While Patricians have a bourgeois background and are not proper members of the nobility
In Italy, they actually are, especially in the major republics (but not only; e.g. patricianship of Ferrara would still qualify). Technically, they're barely above the lowest untitled nobility (nobile), so someone designed as a patrician (e.g. Napoleon's father had this title, and Napoleon's birth announcement in the gazette listed him as a proper
ecuyer) is just a bit above someone who is simply a nobleman or noblewoman and below a knight. But in practice the title of patrician of Venice or Genoa was cool enough for monarchs to list closer to the end of the list, where small feudal seigneuries would be mentioned (e.g. for Savoys). Also, when they actually retained a feudal holding, a castle or even something grander than that, they could reap the benefits of the status (unlike in other countries, where it was more complicated). In Italy, sometimes feudal families moved to the city and became patricians; in such a case they retained the feudal nobility status too.

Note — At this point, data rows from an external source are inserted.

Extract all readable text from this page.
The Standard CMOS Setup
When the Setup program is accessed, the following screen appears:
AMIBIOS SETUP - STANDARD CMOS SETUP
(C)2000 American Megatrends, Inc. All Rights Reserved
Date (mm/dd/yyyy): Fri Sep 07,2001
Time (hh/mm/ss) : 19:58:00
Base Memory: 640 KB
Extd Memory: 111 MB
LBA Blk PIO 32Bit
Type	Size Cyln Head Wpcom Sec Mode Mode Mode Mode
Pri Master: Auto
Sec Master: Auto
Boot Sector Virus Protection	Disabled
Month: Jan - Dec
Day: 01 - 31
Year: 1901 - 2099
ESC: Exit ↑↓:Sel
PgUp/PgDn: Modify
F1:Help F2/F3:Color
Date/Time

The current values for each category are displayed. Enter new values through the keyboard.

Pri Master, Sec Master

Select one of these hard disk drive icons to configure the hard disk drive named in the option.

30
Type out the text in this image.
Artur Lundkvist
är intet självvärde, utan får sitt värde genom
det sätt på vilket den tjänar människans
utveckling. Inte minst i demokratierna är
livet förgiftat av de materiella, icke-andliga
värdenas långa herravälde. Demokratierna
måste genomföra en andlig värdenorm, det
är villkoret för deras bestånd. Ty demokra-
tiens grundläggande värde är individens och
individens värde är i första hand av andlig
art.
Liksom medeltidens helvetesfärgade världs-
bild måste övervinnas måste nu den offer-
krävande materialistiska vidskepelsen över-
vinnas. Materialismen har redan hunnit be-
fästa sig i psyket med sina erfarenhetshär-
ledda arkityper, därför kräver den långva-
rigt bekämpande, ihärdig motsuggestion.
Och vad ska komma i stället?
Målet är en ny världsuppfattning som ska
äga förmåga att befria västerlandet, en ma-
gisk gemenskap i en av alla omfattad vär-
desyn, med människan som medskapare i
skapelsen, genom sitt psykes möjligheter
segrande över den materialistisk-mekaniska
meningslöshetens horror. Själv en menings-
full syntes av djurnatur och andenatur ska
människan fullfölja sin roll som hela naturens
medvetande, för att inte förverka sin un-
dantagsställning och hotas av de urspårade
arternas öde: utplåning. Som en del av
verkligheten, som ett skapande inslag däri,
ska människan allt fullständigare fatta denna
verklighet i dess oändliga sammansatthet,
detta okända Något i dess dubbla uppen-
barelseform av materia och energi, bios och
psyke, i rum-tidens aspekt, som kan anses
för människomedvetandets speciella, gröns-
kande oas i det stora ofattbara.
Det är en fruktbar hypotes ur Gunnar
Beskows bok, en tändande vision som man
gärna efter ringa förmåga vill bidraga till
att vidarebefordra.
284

So I guess you could treat them on par with the unlanded generic courtiers (invite steward/debutante random nobles without a family).
In the HRE, patricians in the imperial free cities were also considered noble; in fact, being listed as such prior to 1350 without a preceding patent puts one in the category of immemorial nobility (the Uradel). Untitled but anyway. On the other hand, hanseatic patricians in what was not an imperial free city would generally be Großbürgers in the later period but when need arose such folks suddenly found themselves with a von to their name and married anybody they wanted, male or female, as well as taking high military commissions.